That is something I don't yet understand. Is this because of the fact that CD stores 
up to 16 entries per hash bucket and handles collisions better?

> 
> >Can you specify your test setup in more detail? What kind of DFC miss rates do
> >you measure depending on the flow rate? Can you publish your
> >measurement results?
> >
> [Wang, Yipeng] We use the test/rules we posted with our CD patch. Basically we vary src_IP to hit different subtables,
> and then vary dst_IP to create various numbers of flows. We use Spirent to generate src_IP from
> 1.0.0.0 to 20.0.0.0 depending on the subtable count, and dst_IP from 0.0.0.0 to certain value depending on the
> flow count. It is similar to your traffic pattern with various UDP port number.
> We use your proposed EMC design for both schemes. Here is the performance ratio we collected:
> 
> throughput ratio: CD to DFC (both has 1M entries. CD costs 4MB while DFC 8MB, THP on).
> table cnt/flow cnt	1	3	5	10	20
> 10k			1.00	1.00	0.85	1.00	1.00
> 100k			0.81	1.15	1.17	1.35	1.55
> 1M			0.80	1.12	1.31	1.37	1.63

I assume this is 10k/100k/1M flows in total, independent of the number of subtables, right?

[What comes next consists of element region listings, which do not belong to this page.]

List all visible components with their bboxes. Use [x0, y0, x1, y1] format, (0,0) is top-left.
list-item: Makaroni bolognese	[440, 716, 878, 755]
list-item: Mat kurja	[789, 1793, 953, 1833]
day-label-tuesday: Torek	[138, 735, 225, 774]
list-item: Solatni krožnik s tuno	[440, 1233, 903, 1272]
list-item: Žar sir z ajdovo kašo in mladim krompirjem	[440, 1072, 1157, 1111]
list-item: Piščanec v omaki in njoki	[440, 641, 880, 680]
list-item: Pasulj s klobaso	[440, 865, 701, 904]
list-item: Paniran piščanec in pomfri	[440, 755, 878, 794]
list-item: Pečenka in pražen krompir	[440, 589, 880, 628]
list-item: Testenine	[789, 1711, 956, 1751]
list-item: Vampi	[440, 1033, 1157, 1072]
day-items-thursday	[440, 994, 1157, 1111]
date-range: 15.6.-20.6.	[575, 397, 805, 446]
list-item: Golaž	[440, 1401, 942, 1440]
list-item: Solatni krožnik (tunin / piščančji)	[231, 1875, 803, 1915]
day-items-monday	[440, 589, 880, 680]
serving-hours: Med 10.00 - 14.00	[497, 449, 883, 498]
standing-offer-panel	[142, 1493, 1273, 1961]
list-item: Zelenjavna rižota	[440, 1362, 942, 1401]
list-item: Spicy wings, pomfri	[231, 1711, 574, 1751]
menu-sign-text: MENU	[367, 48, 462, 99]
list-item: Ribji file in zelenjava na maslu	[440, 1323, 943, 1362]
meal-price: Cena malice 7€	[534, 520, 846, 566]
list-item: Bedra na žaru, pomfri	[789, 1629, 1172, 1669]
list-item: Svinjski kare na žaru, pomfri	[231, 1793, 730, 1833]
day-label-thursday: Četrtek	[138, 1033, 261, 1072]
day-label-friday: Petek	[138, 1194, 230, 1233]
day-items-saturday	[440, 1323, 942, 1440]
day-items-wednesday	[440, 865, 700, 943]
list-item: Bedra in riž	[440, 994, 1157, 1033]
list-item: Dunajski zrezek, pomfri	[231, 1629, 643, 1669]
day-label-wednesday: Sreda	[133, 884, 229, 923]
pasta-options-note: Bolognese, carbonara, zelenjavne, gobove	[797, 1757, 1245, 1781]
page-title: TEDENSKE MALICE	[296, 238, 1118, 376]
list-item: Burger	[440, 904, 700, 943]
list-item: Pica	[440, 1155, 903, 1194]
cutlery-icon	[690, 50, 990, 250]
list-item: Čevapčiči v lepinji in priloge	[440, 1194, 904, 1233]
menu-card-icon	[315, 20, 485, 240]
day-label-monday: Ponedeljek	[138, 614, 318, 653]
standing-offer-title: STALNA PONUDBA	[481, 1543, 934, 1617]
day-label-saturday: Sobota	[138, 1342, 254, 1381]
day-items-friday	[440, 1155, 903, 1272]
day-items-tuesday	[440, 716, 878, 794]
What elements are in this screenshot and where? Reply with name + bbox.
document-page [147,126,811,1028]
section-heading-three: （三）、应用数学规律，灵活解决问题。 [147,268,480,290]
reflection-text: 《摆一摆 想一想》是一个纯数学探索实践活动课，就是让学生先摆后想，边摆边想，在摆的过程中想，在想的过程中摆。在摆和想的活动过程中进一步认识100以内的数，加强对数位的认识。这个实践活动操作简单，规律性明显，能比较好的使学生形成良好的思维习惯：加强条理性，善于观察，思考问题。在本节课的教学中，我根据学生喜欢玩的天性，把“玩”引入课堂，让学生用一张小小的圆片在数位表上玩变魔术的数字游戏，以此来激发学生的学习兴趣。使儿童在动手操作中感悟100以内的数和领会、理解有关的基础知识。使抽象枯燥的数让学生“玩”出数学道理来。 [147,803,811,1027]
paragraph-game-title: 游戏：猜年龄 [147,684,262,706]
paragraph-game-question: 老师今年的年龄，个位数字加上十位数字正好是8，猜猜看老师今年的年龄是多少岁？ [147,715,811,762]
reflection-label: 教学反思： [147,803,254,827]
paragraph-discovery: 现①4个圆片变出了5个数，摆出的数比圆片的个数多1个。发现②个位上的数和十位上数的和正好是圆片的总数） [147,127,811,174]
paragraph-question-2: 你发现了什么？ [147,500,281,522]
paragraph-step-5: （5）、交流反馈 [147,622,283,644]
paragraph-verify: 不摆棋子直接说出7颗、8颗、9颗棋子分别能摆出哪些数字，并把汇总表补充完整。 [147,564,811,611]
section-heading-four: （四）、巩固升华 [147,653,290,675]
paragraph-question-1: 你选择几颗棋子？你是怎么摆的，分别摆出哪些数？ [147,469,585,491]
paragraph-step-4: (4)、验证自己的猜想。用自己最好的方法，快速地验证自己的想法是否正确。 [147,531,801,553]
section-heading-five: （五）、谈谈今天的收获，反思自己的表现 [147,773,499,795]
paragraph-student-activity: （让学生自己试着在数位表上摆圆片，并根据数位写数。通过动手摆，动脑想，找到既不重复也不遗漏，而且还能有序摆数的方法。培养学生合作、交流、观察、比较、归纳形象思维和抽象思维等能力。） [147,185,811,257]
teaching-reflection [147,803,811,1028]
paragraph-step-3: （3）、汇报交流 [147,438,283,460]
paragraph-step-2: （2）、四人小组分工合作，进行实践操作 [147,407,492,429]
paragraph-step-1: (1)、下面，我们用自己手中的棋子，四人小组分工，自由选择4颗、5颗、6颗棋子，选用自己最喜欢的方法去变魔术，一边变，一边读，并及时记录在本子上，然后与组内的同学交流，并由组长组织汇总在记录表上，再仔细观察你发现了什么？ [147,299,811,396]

The degradation of DFC for large flow counts and many subtables comes from the increasing
cost for linear DPCLS searches after DFC misses I wonder how CD can avoid similar number of
misses with the same number of CD entries. Is this just because of the 16 entries per bucket?

> 
> >Do you have an updated version of your CD patch that works with the
> >membership library in DPDK 17.11 now that OVS master builds against 17.11?
> >
> [Wang, Yipeng] We have the code and we can send to you for testing
> if you would like to. But since now we think it is better to combine the benefit of both DFC and CD,
> it would be better to post on mailing list a more mature patch later.
> 
> >We would love to hear your opinion on this and we think the best case is we
> >could find a way to harmonize both patches, and find a both scalable and
> >efficient way to refactor the datapath.
> >
> >I would be interested to see your ideas how to combine DFC and CD in a good
> >way.
> >
> [Wang, Yipeng] We are thinking of using the indirect table to store either the pointer to the megaflow (like DFC),
> or the pointer to the subtable (like CD). The heuristic will depend on the number of active megaflows and the locality
> of the accesses. This way, we could keep the smaller size of CD using the indirect table, and higher hit rate,
> while avoid dpcls subtable access like how DFC works.

Yes, I was thinking about that kind of approach. Can you explain the concept of "indirect table"?
How does that save memory?

> 
> >In principle I think CD acceleration of DPCLS lookup could complement DFC but
> >I am a bit concerned about the combined memory and cache footprint of EMC,
> >DFC and CD. Even for EMC+DFC I have some doubts here. This should be
> >evaluated in multi-core setups of OVS and with real VNFs/applications in the
> >guests that exert a significant L3 cache contention.
> >
> [Wang, Yipeng] The cache footprint was our concern too when we worked on CD thus we store
> a subtable index instead of the pointer to megaflow. With the hybrid model mentioned
> above, I think it would be a better solution that is both memory efficient and scalable.
> 
> >Also, as all three are based on the same RSS hash as key, isn't there a
> >likelihood of hash collisions hitting all three in the same way? I am thinking
> >about packets that have little/no entropy in the outer headers (e.g. GRE
> >tunnels).
> >
> [Wang, Yipeng] If there is no entropy within the range considered by the RSS, they
> will collide. But this is another case that the 2-hash EMC may help comparing to
> 1-hash, right? Keys with same signature has an alternative location to go to.

The problem with too little or no entropy in the RSS hash is that many or all flows are
mapped to the same RSS hash value, so a two-way EMC won't help at all. Here only 
a better suited RSS hash algorithm on the NIC can be the solution. Many NICs today
offer possibilities to tailor the RSS hashing to specific needs. But the question is still
how to set this up.

As a work-around one could consider to fall back to a SW hash in OVS-DPDK if the 
HW RSS hash is empirically found to be inadequate (extreme collision rate). 

Regards, Jan